CoreIdent endpoints follow predictable routing rules:

• Base Path: Most endpoints (/register, /login, /authorize, /token, /consent, etc.) are mapped relative to the configured BasePath (default: /auth).
• Token Management: The token introspection (/token/introspect) and revocation (/token/revoke) endpoints are mapped relative to the configured TokenPath, which itself is relative to the BasePath. So, if BasePath is /auth and TokenPath is token (default), the introspection endpoint is /auth/token/introspect. If TokenPath is changed to oauth2, the endpoint becomes /auth/oauth2/introspect.
• User Profile (/me): The user profile path (UserProfilePath) behaviour depends on its configuration:
  • If UserProfilePath starts with / (e.g., "/me", the default), it is mapped relative to the application root, ignoring BasePath. The default path is /me.
  • If UserProfilePath does not start with / (e.g., "me"), it is mapped relative to the BasePath. With default BasePath, this would result in /auth/me.
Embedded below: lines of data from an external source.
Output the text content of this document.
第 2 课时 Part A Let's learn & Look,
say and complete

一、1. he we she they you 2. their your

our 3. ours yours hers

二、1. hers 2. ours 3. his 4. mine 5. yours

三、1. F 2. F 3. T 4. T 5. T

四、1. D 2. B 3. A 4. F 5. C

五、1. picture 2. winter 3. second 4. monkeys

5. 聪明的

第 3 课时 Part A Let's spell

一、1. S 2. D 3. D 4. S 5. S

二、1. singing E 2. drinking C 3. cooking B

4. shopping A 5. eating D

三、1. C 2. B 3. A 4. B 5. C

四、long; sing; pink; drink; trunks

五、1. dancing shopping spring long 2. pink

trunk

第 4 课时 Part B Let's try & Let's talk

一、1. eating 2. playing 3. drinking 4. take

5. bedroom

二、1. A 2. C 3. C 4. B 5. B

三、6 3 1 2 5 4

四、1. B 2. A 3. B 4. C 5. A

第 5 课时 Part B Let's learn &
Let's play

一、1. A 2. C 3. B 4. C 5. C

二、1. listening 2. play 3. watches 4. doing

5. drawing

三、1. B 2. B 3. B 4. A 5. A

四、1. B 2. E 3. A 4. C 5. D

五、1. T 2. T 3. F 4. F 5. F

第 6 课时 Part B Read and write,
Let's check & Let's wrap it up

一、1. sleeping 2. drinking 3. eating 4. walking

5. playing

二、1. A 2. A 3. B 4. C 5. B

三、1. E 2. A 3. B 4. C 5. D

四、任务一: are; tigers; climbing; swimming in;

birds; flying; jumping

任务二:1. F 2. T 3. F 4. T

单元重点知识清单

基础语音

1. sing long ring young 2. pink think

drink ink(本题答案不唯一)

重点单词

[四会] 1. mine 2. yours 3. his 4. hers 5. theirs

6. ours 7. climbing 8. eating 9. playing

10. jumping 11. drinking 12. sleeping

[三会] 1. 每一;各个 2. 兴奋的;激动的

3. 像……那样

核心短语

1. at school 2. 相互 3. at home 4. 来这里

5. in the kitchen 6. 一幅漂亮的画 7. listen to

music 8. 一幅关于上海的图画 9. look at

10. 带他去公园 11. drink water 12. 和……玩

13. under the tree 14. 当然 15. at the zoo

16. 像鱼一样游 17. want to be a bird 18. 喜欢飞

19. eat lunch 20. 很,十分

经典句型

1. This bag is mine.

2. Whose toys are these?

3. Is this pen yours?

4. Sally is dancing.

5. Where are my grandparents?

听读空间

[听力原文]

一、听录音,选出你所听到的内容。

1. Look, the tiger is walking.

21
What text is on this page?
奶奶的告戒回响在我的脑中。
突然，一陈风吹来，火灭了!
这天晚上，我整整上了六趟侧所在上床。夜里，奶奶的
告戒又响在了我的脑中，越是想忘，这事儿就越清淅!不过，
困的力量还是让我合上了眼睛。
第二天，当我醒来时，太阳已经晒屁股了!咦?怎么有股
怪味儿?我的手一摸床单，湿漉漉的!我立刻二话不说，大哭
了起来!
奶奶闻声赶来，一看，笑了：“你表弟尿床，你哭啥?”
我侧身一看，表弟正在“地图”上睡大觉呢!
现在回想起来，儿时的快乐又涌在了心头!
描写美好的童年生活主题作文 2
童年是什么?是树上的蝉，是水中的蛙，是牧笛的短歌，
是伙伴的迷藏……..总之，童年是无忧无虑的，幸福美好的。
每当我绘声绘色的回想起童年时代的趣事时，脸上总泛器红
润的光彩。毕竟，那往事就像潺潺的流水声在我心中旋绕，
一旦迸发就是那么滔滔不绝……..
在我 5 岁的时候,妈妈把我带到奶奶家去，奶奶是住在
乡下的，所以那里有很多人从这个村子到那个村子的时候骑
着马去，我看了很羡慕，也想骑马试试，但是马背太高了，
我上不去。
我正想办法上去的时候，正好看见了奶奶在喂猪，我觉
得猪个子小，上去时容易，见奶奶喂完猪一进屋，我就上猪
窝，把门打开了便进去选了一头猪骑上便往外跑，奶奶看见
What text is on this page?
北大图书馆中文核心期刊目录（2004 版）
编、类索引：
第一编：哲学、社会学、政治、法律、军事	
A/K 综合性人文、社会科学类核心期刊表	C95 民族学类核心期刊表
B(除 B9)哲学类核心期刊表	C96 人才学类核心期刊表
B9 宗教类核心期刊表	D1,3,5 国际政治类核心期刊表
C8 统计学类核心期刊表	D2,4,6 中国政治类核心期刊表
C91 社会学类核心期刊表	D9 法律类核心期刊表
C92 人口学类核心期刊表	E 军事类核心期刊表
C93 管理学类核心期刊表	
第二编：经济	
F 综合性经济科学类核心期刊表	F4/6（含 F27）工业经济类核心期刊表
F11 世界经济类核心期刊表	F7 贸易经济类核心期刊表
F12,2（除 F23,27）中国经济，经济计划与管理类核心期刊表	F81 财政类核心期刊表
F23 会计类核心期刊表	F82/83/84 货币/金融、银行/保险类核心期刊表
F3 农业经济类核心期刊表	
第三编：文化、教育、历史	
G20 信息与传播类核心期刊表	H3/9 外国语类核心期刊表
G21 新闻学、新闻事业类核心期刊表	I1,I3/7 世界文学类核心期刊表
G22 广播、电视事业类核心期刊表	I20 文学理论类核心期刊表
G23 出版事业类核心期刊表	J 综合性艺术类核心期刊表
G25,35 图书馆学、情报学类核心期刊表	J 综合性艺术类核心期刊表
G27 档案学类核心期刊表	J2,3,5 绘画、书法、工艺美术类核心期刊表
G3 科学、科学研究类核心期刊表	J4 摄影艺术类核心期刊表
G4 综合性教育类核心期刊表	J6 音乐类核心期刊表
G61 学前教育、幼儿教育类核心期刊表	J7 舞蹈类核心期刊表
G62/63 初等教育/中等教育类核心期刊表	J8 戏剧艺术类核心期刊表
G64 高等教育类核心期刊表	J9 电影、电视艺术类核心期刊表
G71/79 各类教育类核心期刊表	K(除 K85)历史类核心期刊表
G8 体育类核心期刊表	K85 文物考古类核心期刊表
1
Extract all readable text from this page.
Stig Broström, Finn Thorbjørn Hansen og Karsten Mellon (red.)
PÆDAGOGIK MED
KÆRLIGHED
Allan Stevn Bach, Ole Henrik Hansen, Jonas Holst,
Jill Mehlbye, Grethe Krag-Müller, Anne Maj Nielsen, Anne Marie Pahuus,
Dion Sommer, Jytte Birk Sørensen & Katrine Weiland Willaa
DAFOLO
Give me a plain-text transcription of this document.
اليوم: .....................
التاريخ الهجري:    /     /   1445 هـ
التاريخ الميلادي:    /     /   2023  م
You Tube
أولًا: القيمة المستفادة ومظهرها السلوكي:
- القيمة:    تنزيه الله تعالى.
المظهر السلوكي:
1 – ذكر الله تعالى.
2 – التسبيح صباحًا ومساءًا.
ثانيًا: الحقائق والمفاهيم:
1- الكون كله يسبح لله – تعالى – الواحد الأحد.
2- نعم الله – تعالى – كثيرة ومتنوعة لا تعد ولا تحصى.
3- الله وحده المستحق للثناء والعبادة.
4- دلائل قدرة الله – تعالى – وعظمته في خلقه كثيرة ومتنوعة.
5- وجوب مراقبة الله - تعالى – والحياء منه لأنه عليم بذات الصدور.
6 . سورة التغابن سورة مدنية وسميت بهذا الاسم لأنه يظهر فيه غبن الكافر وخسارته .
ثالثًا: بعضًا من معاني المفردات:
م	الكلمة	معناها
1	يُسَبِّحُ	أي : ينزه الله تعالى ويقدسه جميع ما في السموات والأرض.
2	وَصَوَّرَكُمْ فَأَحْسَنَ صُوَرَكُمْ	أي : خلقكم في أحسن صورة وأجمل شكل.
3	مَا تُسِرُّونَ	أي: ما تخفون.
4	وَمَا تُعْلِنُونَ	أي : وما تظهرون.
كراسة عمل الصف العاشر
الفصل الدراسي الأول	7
• Root-Level Endpoints (Discovery & JWKS): The OIDC Discovery (/.well-known/openid-configuration) and JWKS (/.well-known/jwks.json) endpoints are always mapped relative to the application root, intentionally bypassing the BasePath. This is mandated by the OpenID Connect specifications.
  • See OpenID Connect Discovery 1.0, Section 4 for details on the discovery endpoint path.
  • The jwks_uri published in the discovery document points to the root-relative JWKS path.

Understanding these rules helps predict the final endpoint URLs, especially when customizing paths via CoreIdentRouteOptions.